Researchers and engineers continue to design and manufacture microchips with ever more processing power and complexity. In line with Moore’s law — the principle that the number of transistors per chip doubles roughly every two years as transistors become smaller (G. E. Moore Electronics 38, 114–117; 1965) — the number of transistors per microchip has increased from a few thousand in the early 1970s to tens of billions today.

Although fabrication of the chips is largely automated, the design still relies on manual processes. Engineers and designers use computer-aided design software, but it can still take them weeks or months to work out how to fit all the components into the available space. Google’s researchers have now shown that the process can be completed in less than a day by using artificial intelligence (AI).

Typically, the area of a microchip is of the order of tens to hundreds of millimetres square. That space needs to accommodate thousands of components, such as memory, logic and processing units, plus many kilometres of ultra-thin wire to connect these components together. One of the most challenging aspects of the design process is ‘chip floorplanning’. This involves working out where best to place these components, in the same way that an architect designs a building’s internal space such that it can accommodate all the required fixtures and fittings.

Google’s researchers used 10,000 chip floorplans to train their software. The software then worked out how to generate floorplans that used no more space, wire and electric power than did those designed by engineers. Miniaturization and low power are particularly important for the chips used in smartphones.

The AI-generated chips took less than six hours to design, and the method has already been used to design Google’s tensor processing unit, or TPU, which is used mainly in the company’s cloud-based machine-learning applications. More teams need to test the design software to make sure it is robust and can accommodate other data sets and chip types. If more groups can recreate its success, that will cement its place in the chip-design toolbox.

Now concentrate

More-accessible and more-efficient microchips will power the development of autonomous vehicles, 5G communications and AI — opportunities that should not be missed. But it’s important to consider the wider implications of using automated design technologies, particularly the need for people with relevant skills and expertise, and for upskilling those who currently do the process manually.

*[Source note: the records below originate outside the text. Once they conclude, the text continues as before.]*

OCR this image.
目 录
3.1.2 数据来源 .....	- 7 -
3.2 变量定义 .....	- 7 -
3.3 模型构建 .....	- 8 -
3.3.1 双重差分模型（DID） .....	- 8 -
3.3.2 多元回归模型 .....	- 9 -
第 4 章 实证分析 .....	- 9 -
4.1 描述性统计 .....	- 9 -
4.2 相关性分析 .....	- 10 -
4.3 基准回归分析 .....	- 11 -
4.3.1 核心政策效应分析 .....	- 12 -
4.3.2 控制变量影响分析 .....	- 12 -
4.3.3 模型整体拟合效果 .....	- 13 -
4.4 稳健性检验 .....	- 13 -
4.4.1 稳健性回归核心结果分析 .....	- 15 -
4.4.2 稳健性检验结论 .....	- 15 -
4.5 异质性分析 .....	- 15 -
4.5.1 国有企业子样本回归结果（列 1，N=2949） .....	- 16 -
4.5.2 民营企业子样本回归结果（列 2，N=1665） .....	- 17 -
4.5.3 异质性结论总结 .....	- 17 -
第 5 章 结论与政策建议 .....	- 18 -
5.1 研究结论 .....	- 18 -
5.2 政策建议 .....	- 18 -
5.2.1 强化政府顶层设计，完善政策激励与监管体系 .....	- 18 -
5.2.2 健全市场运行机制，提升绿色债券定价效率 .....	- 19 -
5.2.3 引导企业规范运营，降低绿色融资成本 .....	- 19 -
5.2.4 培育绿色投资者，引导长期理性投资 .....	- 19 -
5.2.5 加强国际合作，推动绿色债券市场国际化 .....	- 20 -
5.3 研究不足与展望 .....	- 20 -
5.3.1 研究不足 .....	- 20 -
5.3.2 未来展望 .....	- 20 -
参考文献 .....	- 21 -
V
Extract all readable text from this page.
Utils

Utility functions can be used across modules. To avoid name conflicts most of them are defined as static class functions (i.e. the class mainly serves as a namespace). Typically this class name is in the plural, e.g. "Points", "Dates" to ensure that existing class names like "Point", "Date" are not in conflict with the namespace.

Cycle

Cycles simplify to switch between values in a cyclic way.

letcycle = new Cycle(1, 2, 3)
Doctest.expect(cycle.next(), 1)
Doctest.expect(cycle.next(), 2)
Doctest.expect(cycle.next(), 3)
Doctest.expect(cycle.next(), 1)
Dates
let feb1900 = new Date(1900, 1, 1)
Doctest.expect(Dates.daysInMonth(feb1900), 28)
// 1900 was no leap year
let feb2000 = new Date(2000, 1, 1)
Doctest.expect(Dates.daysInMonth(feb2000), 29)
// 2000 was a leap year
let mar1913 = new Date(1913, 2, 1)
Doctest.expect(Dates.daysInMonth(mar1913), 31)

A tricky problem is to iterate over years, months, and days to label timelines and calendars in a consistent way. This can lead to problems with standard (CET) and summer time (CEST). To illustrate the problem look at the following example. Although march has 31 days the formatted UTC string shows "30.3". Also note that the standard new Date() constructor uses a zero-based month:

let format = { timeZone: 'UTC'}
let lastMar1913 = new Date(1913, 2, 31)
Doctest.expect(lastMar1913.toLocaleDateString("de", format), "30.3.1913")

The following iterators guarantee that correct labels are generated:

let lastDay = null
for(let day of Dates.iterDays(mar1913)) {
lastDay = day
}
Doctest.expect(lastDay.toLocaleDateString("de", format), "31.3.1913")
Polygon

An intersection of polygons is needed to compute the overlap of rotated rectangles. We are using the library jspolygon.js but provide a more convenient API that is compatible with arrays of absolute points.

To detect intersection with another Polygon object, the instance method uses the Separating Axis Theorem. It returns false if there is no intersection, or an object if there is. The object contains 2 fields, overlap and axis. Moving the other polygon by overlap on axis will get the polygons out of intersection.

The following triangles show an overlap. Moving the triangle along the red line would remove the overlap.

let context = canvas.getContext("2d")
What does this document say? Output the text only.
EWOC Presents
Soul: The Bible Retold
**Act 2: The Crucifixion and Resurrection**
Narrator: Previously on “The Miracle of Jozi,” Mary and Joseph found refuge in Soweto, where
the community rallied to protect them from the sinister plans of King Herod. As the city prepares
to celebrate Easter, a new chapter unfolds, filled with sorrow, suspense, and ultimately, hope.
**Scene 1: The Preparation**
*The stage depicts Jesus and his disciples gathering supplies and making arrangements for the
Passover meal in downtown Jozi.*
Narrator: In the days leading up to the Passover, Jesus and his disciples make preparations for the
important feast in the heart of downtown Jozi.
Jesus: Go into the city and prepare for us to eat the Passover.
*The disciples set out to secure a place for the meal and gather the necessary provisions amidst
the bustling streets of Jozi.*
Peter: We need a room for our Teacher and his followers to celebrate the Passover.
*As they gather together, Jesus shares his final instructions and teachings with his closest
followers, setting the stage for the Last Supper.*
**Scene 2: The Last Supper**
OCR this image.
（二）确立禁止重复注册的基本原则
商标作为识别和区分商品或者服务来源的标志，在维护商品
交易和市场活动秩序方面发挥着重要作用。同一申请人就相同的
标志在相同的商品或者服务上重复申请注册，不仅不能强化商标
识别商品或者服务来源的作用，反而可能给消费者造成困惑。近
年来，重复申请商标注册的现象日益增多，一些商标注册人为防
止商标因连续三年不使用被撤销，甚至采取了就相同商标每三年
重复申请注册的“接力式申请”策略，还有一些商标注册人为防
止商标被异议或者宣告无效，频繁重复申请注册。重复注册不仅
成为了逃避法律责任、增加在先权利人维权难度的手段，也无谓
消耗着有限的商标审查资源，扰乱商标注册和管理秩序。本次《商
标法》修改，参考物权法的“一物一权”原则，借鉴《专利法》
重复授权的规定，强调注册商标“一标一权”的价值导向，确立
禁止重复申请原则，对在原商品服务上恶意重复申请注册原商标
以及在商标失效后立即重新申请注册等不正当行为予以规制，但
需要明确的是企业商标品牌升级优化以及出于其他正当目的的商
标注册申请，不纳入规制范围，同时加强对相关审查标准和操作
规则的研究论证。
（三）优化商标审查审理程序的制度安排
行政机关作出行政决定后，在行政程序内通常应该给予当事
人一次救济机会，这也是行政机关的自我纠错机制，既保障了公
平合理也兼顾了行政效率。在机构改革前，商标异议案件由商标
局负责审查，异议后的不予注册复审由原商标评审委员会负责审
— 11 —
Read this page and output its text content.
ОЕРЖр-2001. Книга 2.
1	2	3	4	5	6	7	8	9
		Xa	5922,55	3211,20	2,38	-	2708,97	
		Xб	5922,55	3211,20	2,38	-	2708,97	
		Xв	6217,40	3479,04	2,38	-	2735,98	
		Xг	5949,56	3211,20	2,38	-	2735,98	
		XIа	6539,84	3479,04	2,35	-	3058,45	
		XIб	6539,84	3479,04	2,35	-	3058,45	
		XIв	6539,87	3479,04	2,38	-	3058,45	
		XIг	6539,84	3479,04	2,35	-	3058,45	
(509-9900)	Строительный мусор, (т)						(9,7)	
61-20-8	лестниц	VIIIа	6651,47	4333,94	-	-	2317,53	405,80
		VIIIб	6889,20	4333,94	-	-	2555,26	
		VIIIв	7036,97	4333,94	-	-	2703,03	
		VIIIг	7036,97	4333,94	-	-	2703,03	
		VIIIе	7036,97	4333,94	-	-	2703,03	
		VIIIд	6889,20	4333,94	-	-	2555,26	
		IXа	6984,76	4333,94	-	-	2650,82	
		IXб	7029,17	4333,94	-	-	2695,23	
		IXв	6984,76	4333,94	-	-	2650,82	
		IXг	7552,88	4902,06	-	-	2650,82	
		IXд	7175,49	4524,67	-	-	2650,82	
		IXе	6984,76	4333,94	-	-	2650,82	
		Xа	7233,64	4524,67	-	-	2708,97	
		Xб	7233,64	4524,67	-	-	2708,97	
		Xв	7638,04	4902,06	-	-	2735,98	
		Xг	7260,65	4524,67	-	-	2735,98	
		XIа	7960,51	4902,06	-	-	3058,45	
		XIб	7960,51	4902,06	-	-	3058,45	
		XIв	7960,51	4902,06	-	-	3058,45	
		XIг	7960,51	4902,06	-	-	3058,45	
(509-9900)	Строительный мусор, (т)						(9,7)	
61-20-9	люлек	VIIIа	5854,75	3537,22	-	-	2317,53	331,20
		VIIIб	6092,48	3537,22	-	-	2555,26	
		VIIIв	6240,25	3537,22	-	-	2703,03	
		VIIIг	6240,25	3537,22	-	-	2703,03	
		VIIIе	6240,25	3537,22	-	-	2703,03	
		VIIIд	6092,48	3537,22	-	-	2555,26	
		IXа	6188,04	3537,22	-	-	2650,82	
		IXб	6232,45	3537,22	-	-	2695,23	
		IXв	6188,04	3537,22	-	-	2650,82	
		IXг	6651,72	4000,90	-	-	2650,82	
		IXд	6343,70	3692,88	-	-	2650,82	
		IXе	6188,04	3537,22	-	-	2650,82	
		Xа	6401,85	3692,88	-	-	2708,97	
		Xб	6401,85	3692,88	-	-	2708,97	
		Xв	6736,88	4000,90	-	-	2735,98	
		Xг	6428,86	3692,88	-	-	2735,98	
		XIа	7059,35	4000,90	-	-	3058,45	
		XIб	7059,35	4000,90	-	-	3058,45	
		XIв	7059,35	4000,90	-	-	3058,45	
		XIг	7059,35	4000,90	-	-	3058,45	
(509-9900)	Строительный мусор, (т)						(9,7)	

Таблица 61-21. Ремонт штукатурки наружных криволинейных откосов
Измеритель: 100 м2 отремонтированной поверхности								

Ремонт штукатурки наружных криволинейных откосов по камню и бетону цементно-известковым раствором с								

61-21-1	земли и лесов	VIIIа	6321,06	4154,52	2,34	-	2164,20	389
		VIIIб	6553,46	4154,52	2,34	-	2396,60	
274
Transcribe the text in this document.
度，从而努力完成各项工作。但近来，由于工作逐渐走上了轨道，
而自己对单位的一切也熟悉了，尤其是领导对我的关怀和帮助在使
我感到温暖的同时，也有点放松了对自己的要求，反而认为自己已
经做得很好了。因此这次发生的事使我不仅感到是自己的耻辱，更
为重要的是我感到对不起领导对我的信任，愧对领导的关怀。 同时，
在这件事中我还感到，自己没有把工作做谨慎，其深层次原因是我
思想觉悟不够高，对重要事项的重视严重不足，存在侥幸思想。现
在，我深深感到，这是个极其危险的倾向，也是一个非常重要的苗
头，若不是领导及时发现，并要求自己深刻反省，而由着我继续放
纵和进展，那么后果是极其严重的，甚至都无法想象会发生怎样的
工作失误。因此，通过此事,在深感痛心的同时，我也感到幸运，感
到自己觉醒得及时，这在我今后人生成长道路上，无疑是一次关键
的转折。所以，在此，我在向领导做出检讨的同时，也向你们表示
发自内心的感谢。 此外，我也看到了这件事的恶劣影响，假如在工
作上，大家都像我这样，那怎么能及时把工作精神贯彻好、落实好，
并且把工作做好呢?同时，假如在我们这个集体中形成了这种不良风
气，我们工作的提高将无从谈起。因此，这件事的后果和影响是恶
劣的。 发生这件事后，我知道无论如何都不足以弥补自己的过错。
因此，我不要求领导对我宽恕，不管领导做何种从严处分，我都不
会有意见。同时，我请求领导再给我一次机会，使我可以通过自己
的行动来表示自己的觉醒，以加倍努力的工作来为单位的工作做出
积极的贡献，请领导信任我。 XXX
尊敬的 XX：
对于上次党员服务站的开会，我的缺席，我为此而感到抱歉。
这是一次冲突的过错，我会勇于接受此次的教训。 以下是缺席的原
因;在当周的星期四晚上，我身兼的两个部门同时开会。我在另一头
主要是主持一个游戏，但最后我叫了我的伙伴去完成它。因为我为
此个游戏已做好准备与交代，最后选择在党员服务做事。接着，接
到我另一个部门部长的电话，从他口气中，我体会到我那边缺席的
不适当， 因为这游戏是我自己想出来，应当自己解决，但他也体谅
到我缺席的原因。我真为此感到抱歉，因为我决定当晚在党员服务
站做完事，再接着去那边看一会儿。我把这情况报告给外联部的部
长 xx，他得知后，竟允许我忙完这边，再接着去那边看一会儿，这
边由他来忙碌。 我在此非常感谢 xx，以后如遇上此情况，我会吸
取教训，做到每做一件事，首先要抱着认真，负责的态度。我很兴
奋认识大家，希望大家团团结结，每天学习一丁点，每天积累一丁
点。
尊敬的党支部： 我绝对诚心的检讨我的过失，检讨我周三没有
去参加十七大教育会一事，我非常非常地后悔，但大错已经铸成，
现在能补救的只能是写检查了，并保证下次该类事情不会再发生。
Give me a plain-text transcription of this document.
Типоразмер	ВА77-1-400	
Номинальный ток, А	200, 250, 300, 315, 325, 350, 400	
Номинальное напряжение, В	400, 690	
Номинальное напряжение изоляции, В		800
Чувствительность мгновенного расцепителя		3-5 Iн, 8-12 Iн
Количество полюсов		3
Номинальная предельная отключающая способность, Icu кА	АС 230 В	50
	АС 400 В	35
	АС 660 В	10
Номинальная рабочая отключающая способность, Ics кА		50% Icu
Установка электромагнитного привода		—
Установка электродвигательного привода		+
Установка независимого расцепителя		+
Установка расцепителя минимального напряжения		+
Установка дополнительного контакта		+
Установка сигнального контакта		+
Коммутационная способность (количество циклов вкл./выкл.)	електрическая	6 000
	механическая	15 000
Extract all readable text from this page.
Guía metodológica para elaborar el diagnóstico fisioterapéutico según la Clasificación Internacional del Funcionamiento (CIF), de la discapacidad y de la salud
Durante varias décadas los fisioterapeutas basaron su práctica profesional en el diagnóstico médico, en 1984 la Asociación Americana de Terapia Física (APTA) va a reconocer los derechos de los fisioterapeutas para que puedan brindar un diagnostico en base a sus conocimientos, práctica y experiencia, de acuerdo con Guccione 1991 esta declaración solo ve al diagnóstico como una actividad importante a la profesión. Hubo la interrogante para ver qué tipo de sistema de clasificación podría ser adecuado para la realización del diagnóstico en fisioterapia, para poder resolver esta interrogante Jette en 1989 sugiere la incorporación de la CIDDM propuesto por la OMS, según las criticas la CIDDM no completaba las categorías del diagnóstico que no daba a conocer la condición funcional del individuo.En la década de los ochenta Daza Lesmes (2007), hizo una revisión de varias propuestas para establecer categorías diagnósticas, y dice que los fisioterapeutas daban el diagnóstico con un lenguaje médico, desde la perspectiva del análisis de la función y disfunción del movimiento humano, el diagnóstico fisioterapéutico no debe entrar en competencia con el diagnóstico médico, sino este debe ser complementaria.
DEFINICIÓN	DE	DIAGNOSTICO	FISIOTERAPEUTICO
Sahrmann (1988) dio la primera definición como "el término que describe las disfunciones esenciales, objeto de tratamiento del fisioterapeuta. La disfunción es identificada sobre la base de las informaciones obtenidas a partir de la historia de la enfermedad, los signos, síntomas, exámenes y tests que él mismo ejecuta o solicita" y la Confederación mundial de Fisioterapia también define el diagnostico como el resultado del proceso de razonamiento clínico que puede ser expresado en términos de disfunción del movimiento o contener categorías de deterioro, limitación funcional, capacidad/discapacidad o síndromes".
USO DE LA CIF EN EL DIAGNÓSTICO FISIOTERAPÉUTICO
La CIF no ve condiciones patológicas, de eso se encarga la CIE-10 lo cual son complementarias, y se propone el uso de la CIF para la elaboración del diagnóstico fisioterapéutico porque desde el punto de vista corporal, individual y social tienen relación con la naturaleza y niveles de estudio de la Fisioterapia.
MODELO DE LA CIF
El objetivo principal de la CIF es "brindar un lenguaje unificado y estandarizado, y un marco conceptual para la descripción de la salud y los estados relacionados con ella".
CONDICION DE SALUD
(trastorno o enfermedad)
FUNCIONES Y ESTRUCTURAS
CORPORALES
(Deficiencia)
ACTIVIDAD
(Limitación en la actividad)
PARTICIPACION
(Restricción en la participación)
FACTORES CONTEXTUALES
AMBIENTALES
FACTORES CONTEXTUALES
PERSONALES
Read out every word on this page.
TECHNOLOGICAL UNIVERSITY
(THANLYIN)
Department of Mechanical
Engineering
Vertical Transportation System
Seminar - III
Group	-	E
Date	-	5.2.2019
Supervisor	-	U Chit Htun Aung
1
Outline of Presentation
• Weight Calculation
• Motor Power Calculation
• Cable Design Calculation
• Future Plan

Chip floorplanning — whether manual or automated — requires expertise in computing, electronic engineering and device physics. These skills take time to learn and are sorely needed in an industry that makes many other products besides microchips. It’s crucial that the companies involved understand this, and take appropriate steps to meet their skills needs both locally and globally. Automation often fuels concerns about a reduction in jobs. In fact, maintaining momentum in the electronics industry will require people and companies with the foresight to create the next generation of microchips.